TUMISANG NDLOVU: In this week’s SME Corner we speak to Zinhle and Nomhle Mncube, directors and co-founders of Leap Partners. Zinhle, tell us about Leap Partners, what do you guys do?
ZINHLE MNCUBE: Where we want to start off is why we’re doing what we’re doing…. We founded Leap Partners under the premise that every entrepreneur deserves an opportunity to successfully realise their businesses. So because of that, as much as the ideas are great and the concepts are wonderful, there needs to be that detailed, nitty-gritty work that goes behind the process. So what Leap Partners does on a day-to-day basis is assist entrepreneurs with their capital raising, commercial advisory, financial modelling, due diligence, company valuations, project management, where necessary, and in some instances as well, financial planning.
…we come from a banking background: Nomhle has almost ten years’ experience in banking, doing financial planning; I have about four years’ experience in corporate and investment banking. Nomhle also has an entrepreneurial background and she was in the printing side, where she had a magazine that really touched on stories of the entrepreneur and small black businesses in particular. Our thought process was, instead of recording these stories, let’s now stand in the gap of creating and assisting these entrepreneurs for being newsworthy, successful and sustainable businesses. In a nutshell that is what Leap Partners is all about.
TUMISANG NDLOVU: Nomhle, take us through why you guys started this business? Zinhle touched on that a little bit. Take us further into what is the core meaning behind why you do what you do?
NOMHLE MNCUBE: …[with] the Black Business Journal, which is still in existence, we were trying to go into a digital magazine…. we identified a couple of businesses that were struggling in terms of financial resources and others we would find that were struggling in terms of structuring their businesses. You would find there would always be that gap. We were interviewing these businesses and then just leaving them there, so we felt like we needed to at least do something for them because, [we had companies that we knew of], such as your Zico type of companies, companies that are into acquisitions, people who are there and are able to give these resources to these lacking small entrepreneurs.
So we’d always be in the gap, where we would try to link them, bring through your mentorship programmes and such. So we felt that it’s important to bring the two together and try to have real success stories of what we have originated ourselves.
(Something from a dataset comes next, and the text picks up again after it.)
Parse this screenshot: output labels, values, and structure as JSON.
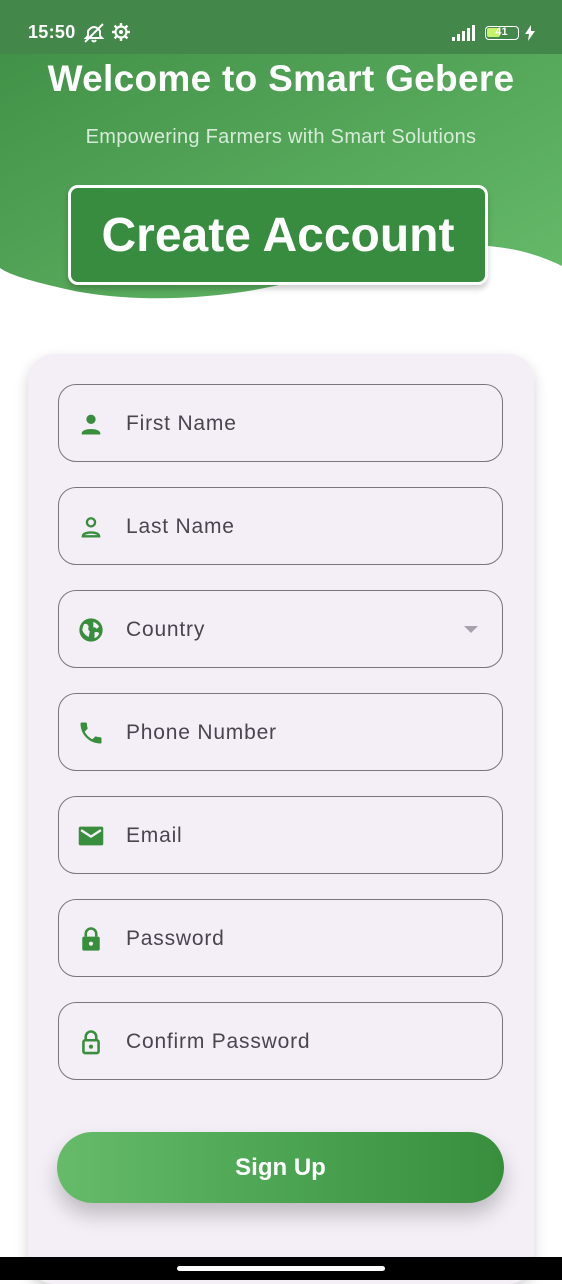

So I think that’s why we began everything: because black people or black businesses are obviously struggling with resources. This is why we are in this space – trying to bring everything, praticalising everything.
TUMISANG NDLOVU: With what Nomhle has said, Zinhle, how has the market received the business so far? How well are you doing out there in terms of making a difference?
ZINHLE MNCUBE: In terms of our clientele, we are relatively well received. Obviously in our first year of starting it was quite difficult because at the same time you want to prove yourselves to the market and when you do that sometimes an entrepreneur forces themselves to almost compromise their value or how they price themselves, for example. Through those learnings we’ve realised that …just because we want business doesn’t mean we have to sell ourselves short.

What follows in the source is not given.